59 minutes and 59 seconds – performed by the Defiant Dilettantes
1 February 2018
Silke Lange and Rainer Usselmann with David Bracegirdle and Graham Barton
Taking inspiration from Cabaret Voltaire – the raucous Dada nightclub founded by Hugo Ball and Emmy Hennings in Zürich in 1916 – 59 minutes and 59 seconds was an unruly performative piece which overlaid readings of various texts with musical loops. Excerpts were read from Robert Winder’s Bloody Foreigners, Mark Fisher’s Capitalist Realism, the 85-page application form for EU citizens seeking permanent residence in the UK and Yanis Varoufakis’ Adults in the Room, accompanied by musical fragments of Elgar’s “Land of Hope and Glory” and Beethoven’s “Freude Schöner Götterfunken”.
During the live performance, audience members were invited to participate, extending the nature of the collaboration. Watch the performance here.
Donna Haraway: Story Telling for Earthly Survival
15 February 2018
In February 2018, Artur Matamoro Vidal presented Fabrizio Terranova’s portrait of Donna Haraway, one of our most important living thinkers. American philosopher and biologist Haraway has been working around science, technology, gender and trans-species relationships for the last four decades. Refusing to distinguish between humans, animals and machines, she has proposed new ways of understanding our world that challenge normative structures and boundaries. Her approach to writing is equally transformative, unafraid of combining narrative and theory.
Fabrizio Terranova spent a summer filming Haraway and her dog Cayenne (a key collaborator in her work) in Haraway’s Southern California home. The resulting film playfully combines green screen projections and archival materials with more traditional documentary-making, reflecting Haraway’s own practice – an appropriately eccentric response to a truly original thinker.
202 Gallery is a student-run exhibition platform which encourages collaboration and cross-pollination among different courses at UAL.
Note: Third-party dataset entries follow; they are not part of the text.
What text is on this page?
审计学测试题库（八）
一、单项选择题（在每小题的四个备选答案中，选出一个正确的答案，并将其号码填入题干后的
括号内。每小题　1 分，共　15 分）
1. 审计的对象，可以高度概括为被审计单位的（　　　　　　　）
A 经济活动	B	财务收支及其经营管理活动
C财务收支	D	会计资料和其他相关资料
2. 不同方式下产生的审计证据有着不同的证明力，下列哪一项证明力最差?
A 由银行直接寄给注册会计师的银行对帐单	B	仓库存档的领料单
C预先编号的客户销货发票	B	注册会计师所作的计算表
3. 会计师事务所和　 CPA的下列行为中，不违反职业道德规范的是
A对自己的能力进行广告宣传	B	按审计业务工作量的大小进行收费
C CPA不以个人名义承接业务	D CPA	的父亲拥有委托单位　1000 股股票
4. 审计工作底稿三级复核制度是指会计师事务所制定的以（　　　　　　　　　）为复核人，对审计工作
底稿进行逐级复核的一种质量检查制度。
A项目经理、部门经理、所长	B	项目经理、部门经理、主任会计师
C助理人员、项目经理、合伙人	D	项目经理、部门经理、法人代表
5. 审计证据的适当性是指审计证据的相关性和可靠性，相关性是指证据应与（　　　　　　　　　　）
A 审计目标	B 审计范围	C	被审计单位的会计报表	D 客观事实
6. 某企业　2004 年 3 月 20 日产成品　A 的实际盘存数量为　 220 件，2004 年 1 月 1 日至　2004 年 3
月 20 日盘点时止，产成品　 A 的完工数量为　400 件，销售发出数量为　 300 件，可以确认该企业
Curated by BA Culture, Criticism and Curation students Saranya Kundasamy, Eleanor Sutherland, Hugo Bou-Assef and Cem Hamlacıbaşı.
SEEN explored themes around digital culture, info-activism, digital security and privacy, specifically our evolving relationship with technology. Artists included: (yoke collective) Georgina Rowlands and Emily Roderick, Rosie Back, Sophie Hu, Sandy Bhamra, Bob Bicknell-Knight and Helen Ji Hyoung Gong.
Curated by BA Culture, Criticism and Curation students Elvira Garcia, Maria Jané and Elizabeth Aisher.
As traditional concepts of sociology are constantly debated and under reconfiguration, artist have embraced new digital platforms as means for creation, as well as a response to the gap between traditional forms of art and the ever-changing post digital-norms. This exhibition explored the digital landscape today and questioned how we interact with our technological environment. With works by: Wei Prior; Studio Above and Below ( Daria Jelonek and Perry-James Sturgen ); Holly Meek; Wednesday Kim; Jesse-Cahn Thompson and performances by Erik Lintunen and Lucie Štěpánková;.
Creative Unions Pub Quiz
BA Ceramic Design hosted a pub quiz covering all aspects of creativity at Central Saint Martins. Combining collaboration with competition, the quiz teams were themselves each a creative union, crossing the borders of their usual course and social groups.
January - March 2018
Camberwell College of Art, Bootle Library, Tate Exchange. Curated by Eva Sajovic.
People’s Bureau is a long-term skills exchange project in Elephant & Castle, which began in response to the regeneration of the area. Its objective is making visible the diversity of cultures, skills, networks and resourcefulness present in the area and beyond. 2018 marked the beginning of the next chapter by adapting the People’s Bureau shopping cart as it starts a new journey, connecting with other communities across the UK. The cart was adapted in partnership with Camberwell College of Art 3D Design students and staff.
Creative Unions Exhibition
16 September - 21 October 2017, Lethaby Gallery
At the heart of the London Design Festival's King’s Cross design district, Creative Unions showed how the next generation of designers are responding to current contexts with urgency and ingenuity.